Wrinkled hag Mother Gothel (Donna Murphy) subsides on a magical flower to look young. But when the plant’s uprooted to ease Princess Rapunzel’s birth, the elixir takes the form of the baby’s magical blonde hair.

Distraught, Gothel breaks into the palace, steals the golden-haired girl and brings her up as her own, basking in her hair’s youthful glow. Gothel successfully traps her naïve ‘daughter’ in her tower for 18 years before a wayward thief Flynn (Zachary Levi) happens upon their hidden home.

Former starlet Mandy Moore brings plenty of energy and humour to Rapunzel, and excellently portrays the struggles of youth in a hilarious scene that sees her weep with despair, then weep with joy, then back again as she comes to terms with flying the nest.

Zachary Levi is a riot as Flynn; a hero invested with enough colour to liven up what could have been a monochromatic role. But Mother Gothel is the pierre de resistance. A sort of musical Mother Portnoy, she performs the standout song Mother Knows Best (sample line: "skip the drama; stay with mama") with a schizophrenic frenzy worthy of the very best of Sondheim’s crazed heroines.

If anything is lacking, it’s the landscapes. We go from the palace grounds to lush Germanic forest; to a cutesy lopsided inn (all staples, sure); to a desert water reservoir in what looks like a Wylie Coyote sketch. A strange and superficial excuse to fill up a 3D screen with water? A transparent nod to the traditional hand-drawn animation of old?

Whatever, the imposition is slight. Plus, there’s a treat in store with the woozily loved-up festival of lights; the scene that will clinch it for romantics and 3D tech-heads alike,  complete with soaring 'I See The Light' duet. Lyrically there’s nothing special going on here – "And at last I see the light/And it's like the fog has lifted/And at last I see the light/And it's like the sky is new” – but, eyes-on-the-prize as, golden lanterns dart about in 3D.

The lanterns don’t just glide across the screen but swirl out in front of you, so close you could touch them. Could this be the scene to melt Mark Kermode’s 2D heart?
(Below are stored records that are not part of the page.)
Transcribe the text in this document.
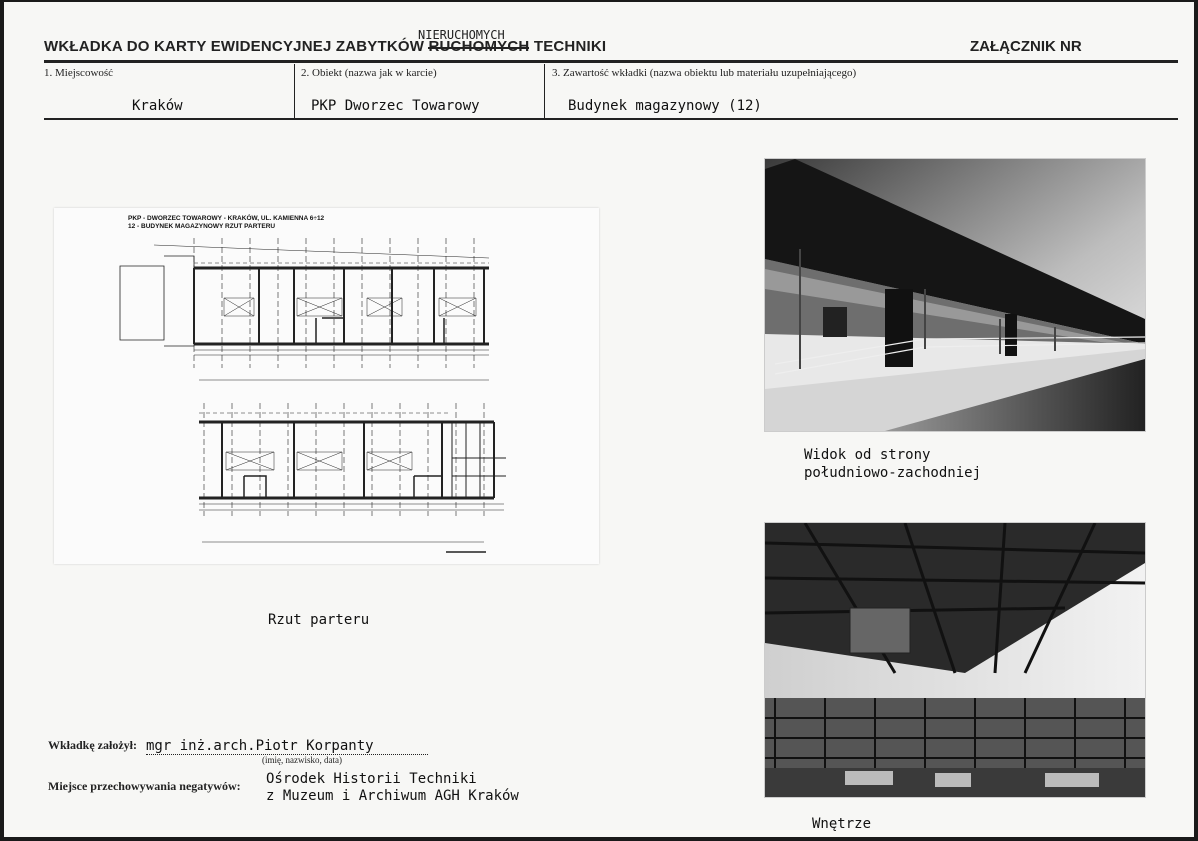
NIERUCHOMYCH
WKŁADKA DO KARTY EWIDENCYJNEJ ZABYTKÓW RUCHOMYCH TECHNIKI	ZAŁĄCZNIK NR
1. Miejscowość	2. Obiekt (nazwa jak w karcie)	3. Zawartość wkładki (nazwa obiektu lub materiału uzupełniającego)
Kraków	PKP Dworzec Towarowy	Budynek magazynowy (12)
PKP - DWORZEC TOWAROWY - KRAKÓW, UL. KAMIENNA 6÷12
12 - BUDYNEK MAGAZYNOWY RZUT PARTERU
Rzut parteru
Widok od strony
południowo-zachodniej
Wnętrze
Wkładkę założył: mgr inż.arch.Piotr Korpanty
(imię, nazwisko, data)
Miejsce przechowywania negatywów: Ośrodek Historii Techniki
z Muzeum i Archiwum AGH Kraków
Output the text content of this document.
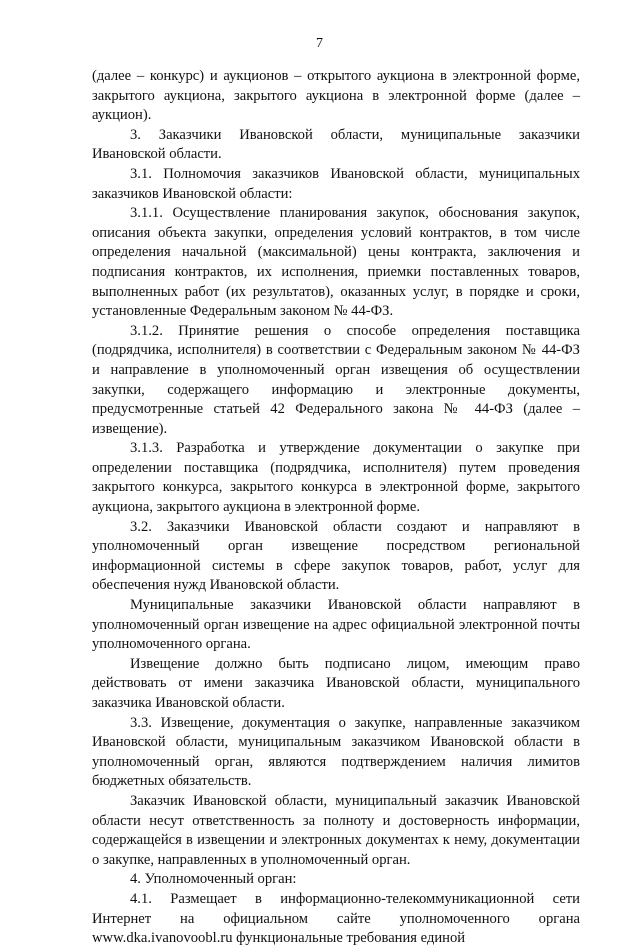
7

(далее – конкурс) и аукционов – открытого аукциона в электронной форме, закрытого аукциона, закрытого аукциона в электронной форме (далее – аукцион).

3. Заказчики Ивановской области, муниципальные заказчики Ивановской области.

3.1. Полномочия заказчиков Ивановской области, муниципальных заказчиков Ивановской области:

3.1.1. Осуществление планирования закупок, обоснования закупок, описания объекта закупки, определения условий контрактов, в том числе определения начальной (максимальной) цены контракта, заключения и подписания контрактов, их исполнения, приемки поставленных товаров, выполненных работ (их результатов), оказанных услуг, в порядке и сроки, установленные Федеральным законом № 44-ФЗ.

3.1.2. Принятие решения о способе определения поставщика (подрядчика, исполнителя) в соответствии с Федеральным законом № 44-ФЗ и направление в уполномоченный орган извещения об осуществлении закупки, содержащего информацию и электронные документы, предусмотренные статьей 42 Федерального закона № 44-ФЗ (далее – извещение).

3.1.3. Разработка и утверждение документации о закупке при определении поставщика (подрядчика, исполнителя) путем проведения закрытого конкурса, закрытого конкурса в электронной форме, закрытого аукциона, закрытого аукциона в электронной форме.

3.2. Заказчики Ивановской области создают и направляют в уполномоченный орган извещение посредством региональной информационной системы в сфере закупок товаров, работ, услуг для обеспечения нужд Ивановской области.

Муниципальные заказчики Ивановской области направляют в уполномоченный орган извещение на адрес официальной электронной почты уполномоченного органа.

Извещение должно быть подписано лицом, имеющим право действовать от имени заказчика Ивановской области, муниципального заказчика Ивановской области.

3.3. Извещение, документация о закупке, направленные заказчиком Ивановской области, муниципальным заказчиком Ивановской области в уполномоченный орган, являются подтверждением наличия лимитов бюджетных обязательств.

Заказчик Ивановской области, муниципальный заказчик Ивановской области несут ответственность за полноту и достоверность информации, содержащейся в извещении и электронных документах к нему, документации о закупке, направленных в уполномоченный орган.

4. Уполномоченный орган:

4.1. Размещает в информационно-телекоммуникационной сети Интернет на официальном сайте уполномоченного органа www.dka.ivanovoobl.ru функциональные требования единой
Gloriously uplifting and satisfyingly schmaltzy, Tangled is one to beat the winter blues and should stay in cinemas long enough to snag seats during the Valentine's period. And if any other recommendation were needed, let it be known that in Quentin Tarantino’s top 20 films of last year Tangled came fifth.

Anticipation

After their latest offering, TRON: Legacy, some old fashioned Disney is just what the doctor ordered.

3

Enjoyment

Mother Gothel is a scream and I’m crushing on Flynn Ryder. Good feelings both.

4

In Retrospect

It’s no Whole New World, but with (mostly) smart lyrics and colourful characters, Disney’s back in business.